The Fourth Month: February

15th
You rolled over for the first time. At 14 weeks you were able to reach out for a rattle, keeping yourself entertained while we changed your nappy.


23rd
You laughed today – really giggled as I changed your nappy. P away, skiing in the Dolomites. I’ve been staying with Joanna in Stroud. You enjoyed watching the antics of Jude (5) and Callum (7), jumping on the sofa. You also smiled winsomely when 18 month-old Amy looked at you, examining you closely, stroking your head repeatedly. She tried to do up your cardi buttons and offered you a bit of apple she was eating, much to our amusement.


27th
Time whizzes by; it seems as if T. is no longer a baby, or at least a different baby. He is more wakeful and alert, finally over his cold, and ghastly cough he had since early Feb.

So terrifying at first, coughing at night, and us worrying about it, that we couldn’t help him to feel better. Also, being sick almost daily, having to change our bed sheets at 4am...or his. Once I heard him crying in his cot at 10pm, and he had been sick. He had been lying on his side propped between 2 towels. P had been doing all sorts so that he’s not horizontal, taking the bottom castors off the cot etc. Unbelievably he has been in a cot for the past few weeks. He sleeps with his arms flung out. I still think of him as a little dormouse at night, he sits all curled up after feeding. The last few nights he has been unable to sleep after 4am, or at least has fed sleeping, but then twitched and cried every time I have tried to put him back into his cot.

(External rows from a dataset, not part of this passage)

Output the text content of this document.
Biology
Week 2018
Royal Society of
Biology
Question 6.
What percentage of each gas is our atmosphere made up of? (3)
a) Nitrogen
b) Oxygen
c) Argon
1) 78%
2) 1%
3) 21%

He has a stage of sleep where he twitches in a kind of ‘St Vitus’ dance’ way, throwing back his head, and jerking his limbs.

I feel more exhausted and depressed on the days with little sleep - ‘tired and emotional’. Things have been strained between me and P; my love and intensity of feeling for T is counter balanced by an ill at easeness and occasionally loathing for P. Sometimes I feel he wants to express an opposing opinion for the sake of it. We constantly disagree about how many blankets to put on the baby, whether he has enough outdoor clothes on etc etc. I feel P undermines my way of doing things. In the night he would point out helpful hints on breastfeeding: to hold T with his head higher that his body, not to feed him lying down (he thinks it contributes to wind); suggesting that T’s frequent vomiting is due to over feeding – when T was vomiting a lot, he would tell me to feed him less.

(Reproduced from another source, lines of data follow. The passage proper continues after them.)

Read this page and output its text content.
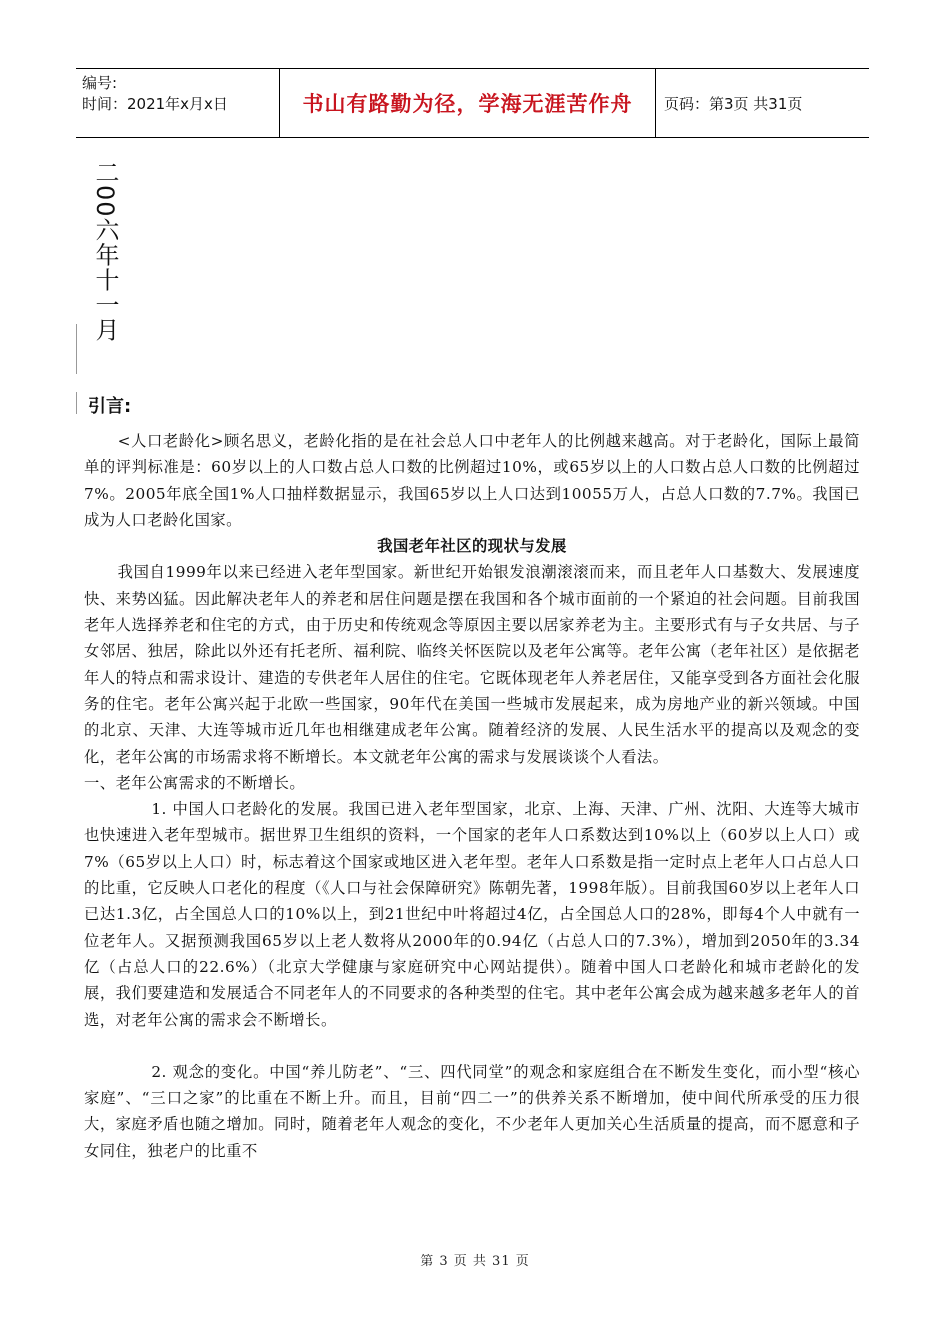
编号:
时间：2021年x月x日	书山有路勤为径，学海无涯苦作舟	页码：第3页 共31页
二00六年十一月
引言:

<人口老龄化>顾名思义，老龄化指的是在社会总人口中老年人的比例越来越高。对于老龄化，国际上最简单的评判标准是：60岁以上的人口数占总人口数的比例超过10%，或65岁以上的人口数占总人口数的比例超过7%。2005年底全国1%人口抽样数据显示，我国65岁以上人口达到10055万人，占总人口数的7.7%。我国已成为人口老龄化国家。

我国老年社区的现状与发展

我国自1999年以来已经进入老年型国家。新世纪开始银发浪潮滚滚而来，而且老年人口基数大、发展速度快、来势凶猛。因此解决老年人的养老和居住问题是摆在我国和各个城市面前的一个紧迫的社会问题。目前我国老年人选择养老和住宅的方式，由于历史和传统观念等原因主要以居家养老为主。主要形式有与子女共居、与子女邻居、独居，除此以外还有托老所、福利院、临终关怀医院以及老年公寓等。老年公寓（老年社区）是依据老年人的特点和需求设计、建造的专供老年人居住的住宅。它既体现老年人养老居住，又能享受到各方面社会化服务的住宅。老年公寓兴起于北欧一些国家，90年代在美国一些城市发展起来，成为房地产业的新兴领域。中国的北京、天津、大连等城市近几年也相继建成老年公寓。随着经济的发展、人民生活水平的提高以及观念的变化，老年公寓的市场需求将不断增长。本文就老年公寓的需求与发展谈谈个人看法。

一、老年公寓需求的不断增长。

1. 中国人口老龄化的发展。我国已进入老年型国家，北京、上海、天津、广州、沈阳、大连等大城市也快速进入老年型城市。据世界卫生组织的资料，一个国家的老年人口系数达到10%以上（60岁以上人口）或7%（65岁以上人口）时，标志着这个国家或地区进入老年型。老年人口系数是指一定时点上老年人口占总人口的比重，它反映人口老化的程度（《人口与社会保障研究》陈朝先著，1998年版）。目前我国60岁以上老年人口已达1.3亿，占全国总人口的10%以上，到21世纪中叶将超过4亿，占全国总人口的28%，即每4个人中就有一位老年人。又据预测我国65岁以上老人数将从2000年的0.94亿（占总人口的7.3%），增加到2050年的3.34亿（占总人口的22.6%）（北京大学健康与家庭研究中心网站提供）。随着中国人口老龄化和城市老龄化的发展，我们要建造和发展适合不同老年人的不同要求的各种类型的住宅。其中老年公寓会成为越来越多老年人的首选，对老年公寓的需求会不断增长。

2. 观念的变化。中国“养儿防老”、“三、四代同堂”的观念和家庭组合在不断发生变化，而小型“核心家庭”、“三口之家”的比重在不断上升。而且，目前“四二一”的供养关系不断增加，使中间代所承受的压力很大，家庭矛盾也随之增加。同时，随着老年人观念的变化，不少老年人更加关心生活质量的提高，而不愿意和子女同住，独老户的比重不

第 3 页 共 31 页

Now T. is 4 months, P keeps asking about weaning and suggests we try him on various things (bits of banana etc). This ended in an emotional confrontation yesterday, with me sobbing “he’s my baby, and I like feeding him.” I felt P was putting pressure on me to start the weaning process. I go upset partly because I realise this wonderful intimate thing I have with him is nearly over, and I felt I wasn’t’ ready for that. I mourned the fact that he is no longer a tiny baby, though still a baby. I love how he is now, and that he is dependent on me. I can’t imagine not having the special bond which breastfeeding gives. That’s why I love having time at home with him, resting in our bedroom in the afternoons, feeding him and reading or trying to sleep, or sitting on the big chair in the dining room on sunny mornings, feeding him and listening to the radio or reading. I know I will miss the breastfeeding. (Although the beginning of solids is n’t the end of breastfeeding, I felt it might be the start of the end of the exclusive relationship we had.)

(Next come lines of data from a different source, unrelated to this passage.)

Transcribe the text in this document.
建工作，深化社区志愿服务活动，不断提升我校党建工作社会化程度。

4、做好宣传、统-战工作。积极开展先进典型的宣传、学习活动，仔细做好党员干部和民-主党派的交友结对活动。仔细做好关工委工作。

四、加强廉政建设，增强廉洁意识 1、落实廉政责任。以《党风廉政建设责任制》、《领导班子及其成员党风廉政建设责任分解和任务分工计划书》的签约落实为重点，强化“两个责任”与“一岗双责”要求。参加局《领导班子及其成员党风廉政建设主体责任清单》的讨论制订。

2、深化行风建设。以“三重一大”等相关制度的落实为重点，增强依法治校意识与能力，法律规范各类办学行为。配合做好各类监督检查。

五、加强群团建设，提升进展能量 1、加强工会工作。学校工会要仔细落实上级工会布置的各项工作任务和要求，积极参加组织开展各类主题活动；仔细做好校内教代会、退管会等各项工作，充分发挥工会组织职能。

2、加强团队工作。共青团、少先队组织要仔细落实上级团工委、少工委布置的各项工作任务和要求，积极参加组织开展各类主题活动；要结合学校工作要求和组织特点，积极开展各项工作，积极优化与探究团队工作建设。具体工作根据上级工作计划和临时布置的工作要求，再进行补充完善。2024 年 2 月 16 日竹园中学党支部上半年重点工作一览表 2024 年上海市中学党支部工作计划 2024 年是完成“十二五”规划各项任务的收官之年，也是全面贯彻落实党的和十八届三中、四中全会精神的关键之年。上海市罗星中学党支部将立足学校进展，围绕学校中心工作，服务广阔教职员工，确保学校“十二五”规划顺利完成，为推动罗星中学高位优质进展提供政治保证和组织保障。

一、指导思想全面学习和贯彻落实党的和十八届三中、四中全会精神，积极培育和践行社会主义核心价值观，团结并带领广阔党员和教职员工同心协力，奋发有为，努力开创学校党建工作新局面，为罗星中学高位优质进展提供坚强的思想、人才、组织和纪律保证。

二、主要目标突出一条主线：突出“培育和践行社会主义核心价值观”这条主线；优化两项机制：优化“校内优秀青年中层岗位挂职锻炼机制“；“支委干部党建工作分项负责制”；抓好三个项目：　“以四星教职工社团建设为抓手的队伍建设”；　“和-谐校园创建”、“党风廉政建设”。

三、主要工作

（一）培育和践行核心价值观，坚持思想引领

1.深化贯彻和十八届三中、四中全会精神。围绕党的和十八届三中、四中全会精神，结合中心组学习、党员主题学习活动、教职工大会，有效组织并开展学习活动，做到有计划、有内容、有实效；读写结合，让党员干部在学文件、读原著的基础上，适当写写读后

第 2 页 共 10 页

Everyone I know seems to want to be out and about all the time, but I need time and space just to be with him. I love mornings after he wakes up, just playing, talking and singing. He’s so chatty now, and laughing too. He wakes up and smiles at us, looking around the room with his inquisitive eyes. Sometimes he has a kind of uncertain expression on his face, and I wonder if we are good role models??? Do we laugh enough? The quality of our relationship could be better.